Vous avez évoqué en quelques secondes la question du Brexit. Vous étiez à Boulogne et à Calais il y a quelques jours. Je dois vous avouer que nous avons du mal à comprendre la position de la Commission, qui se laisse toujours la possibilité de continuer à négocier alors que l'heure tourne et que les douze coups de minuit du 31 décembre vont bientôt sonner.
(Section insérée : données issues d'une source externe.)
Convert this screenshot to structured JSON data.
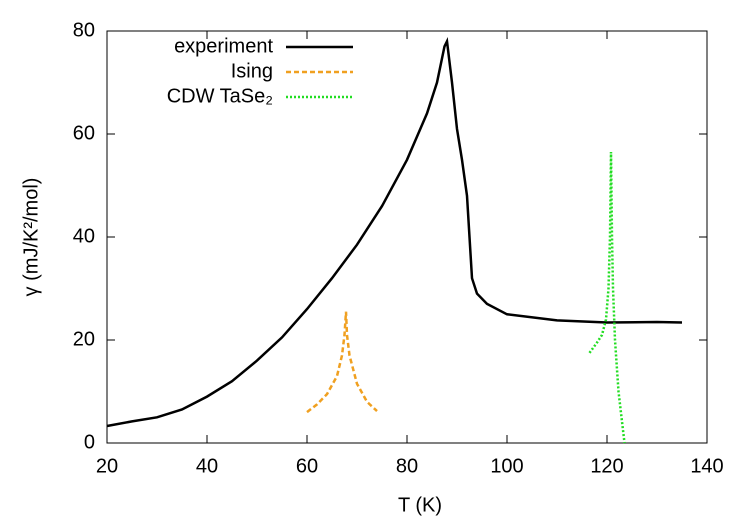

Tout cela pour aboutir soit à un accord dégradé, soit à un no deal final, c'est du temps perdu qu'on aurait pu utiliser pour anticiper, ne serait-ce que psychologiquement, ce qui va se passer.

Que les Britanniques déclarent qu'ils enverront la Royal Navy patrouiller dans les eaux de la Manche et de la mer du Nord afin d'empêcher les fileyeurs français de pêcher dans leurs eaux, ce n'est plus simplement un problème de bon voisinage : c'est quasiment un acte de guerre.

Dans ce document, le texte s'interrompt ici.